Il suo indirizzo di saluto è stato l’occasione per sottolineare una volta di più l’essenzialità di alcune questioni e l’indispensabilità del loro inserimento nell’agenda politica.

La prima: occorre ritrovare il rigore, rivitalizzare le radici deontologiche, rifuggire da autoreferenzialità e protagonismo, obiettivi questi che devono appartenere ad ogni singolo magistrato e all’intero ordine giudiziario.

La seconda: occorre riformare il CSM per evitare il rischio che la sua azione si esaurisca in “una sterile difesa corporativa” e sia condizionata dalle “appartenenze” e per recuperare la sua funzione di presidio dell’autonomia e dell’indipendenza della magistratura; occorre inoltre adottare un nuovo sistema elettorale che “sappia sradicare accordi e prassi elusive di norme che, poste a tutela della competizione elettorale, sono state talvolta utilizzate per aggirare le finalità della legge”.

La terza: la funzione giustizia avrà un ruolo importante per la modernizzazione e la ripresa del Paese e la realizzazione degli obiettivi del PNRR; occorre quindi usare bene le nuove risorse e i nuovi strumenti organizzativi e normativi messi a disposizione dell’amministrazione della giustizia ma a questo sforzo la magistratura deve rispondere con “un cambiamento organizzativo e di mentalità non più rinviabile” e aumentando, anche grazie al potenziamento dell’ufficio del processo, gli standard di produttività.

La quarta: “le decisioni della magistratura devono essere “comprensibili e riconoscibili” e, per essere tali, vanno improntate ai canoni costituzionali della ragionevolezza e dell’equità, valori che devono guidare nel giudizio” e i percorsi intellettuali che le precedono non possono mai risolversi in arbitrio o “mera esercitazione intellettuale”.

Non si tratta per la verità di questioni nuove.

Il Capo dello Stato le indica da tempo con tutta l’autorevolezza della sua carica e del suo prestigio personale.
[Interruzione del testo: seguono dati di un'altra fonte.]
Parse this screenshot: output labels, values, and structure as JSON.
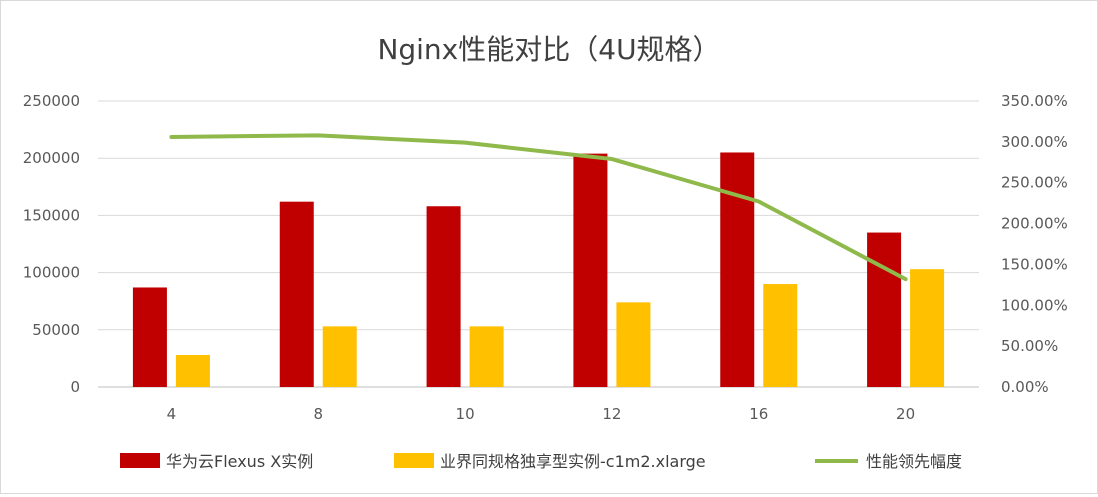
{
  "chart_data": {
    "type": "bar",
    "title": "Nginx性能对比（4U规格）",
    "categories": [
      "4",
      "8",
      "10",
      "12",
      "16",
      "20"
    ],
    "series": [
      {
        "name": "华为云Flexus X实例",
        "type": "bar",
        "axis": "left",
        "color": "#C00000",
        "values": [
          87000,
          162000,
          158000,
          204000,
          205000,
          135000
        ]
      },
      {
        "name": "业界同规格独享型实例-c1m2.xlarge",
        "type": "bar",
        "axis": "left",
        "color": "#FFC000",
        "values": [
          28000,
          53000,
          53000,
          74000,
          90000,
          103000
        ]
      },
      {
        "name": "性能领先幅度",
        "type": "line",
        "axis": "right",
        "color": "#8FB94B",
        "values": [
          3.06,
          3.08,
          2.99,
          2.79,
          2.27,
          1.32
        ]
      }
    ],
    "y_left": {
      "range": [
        0,
        250000
      ],
      "ticks": [
        0,
        50000,
        100000,
        150000,
        200000,
        250000
      ],
      "tick_labels": [
        "0",
        "50000",
        "100000",
        "150000",
        "200000",
        "250000"
      ]
    },
    "y_right": {
      "range": [
        0,
        3.5
      ],
      "ticks": [
        0,
        0.5,
        1.0,
        1.5,
        2.0,
        2.5,
        3.0,
        3.5
      ],
      "tick_labels": [
        "0.00%",
        "50.00%",
        "100.00%",
        "150.00%",
        "200.00%",
        "250.00%",
        "300.00%",
        "350.00%"
      ]
    },
    "grid": true,
    "legend_position": "bottom"
  }
}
Eppure, al di là di qualche fiammata temporanea, di generiche condivisioni di principio e di vaghe esternazioni su questo o quel canale social, nulla è successo che mostri una reale e sincera sensibilità all’ascolto, all’approfondimento e all’azione concreta.

Questo vale per la politica e quindi per il legislatore, entrambi finora incapaci anche solo di analizzare compiutamente l’attuale picco negativo di credibilità della giurisdizione e i fenomeni collettivi e le condotte individuali che lo hanno causato.

Vale anche per il CSM la cui complessiva attività non dimostra certo il cambio di passo che sarebbe stato necessario dopo la devastante perdita di credibilità derivata dal cosiddetto “caso Palamara”.

Vale per la magistratura nel suo complesso per ciò che concerne la tensione all’organizzazione e all’adozione di soluzioni idonee ad agevolare un aumento della produttività.

Vale per gli organismi rappresentativi della magistratura, ANM e singole correnti, che faticano a liberarsi da prospettive di pura difesa dell’esistente e di chiusura ad ogni novità che metta in discussione anche solo in minima parte il pacchetto che, denominato genericamente autonomia e indipendenza, contiene non pochi e non minimali privilegi corporativi.

Vale per quei singoli magistrati o quei singoli gruppi di magistrati alle cui attività il Capo dello Stato ha associato il rischio di arbitri e pure (e spesso compiaciute) esercitazioni intellettuali.

Chissà quanti altri avvertimenti saranno necessari prima che gli auspici presidenziali vengano realizzati.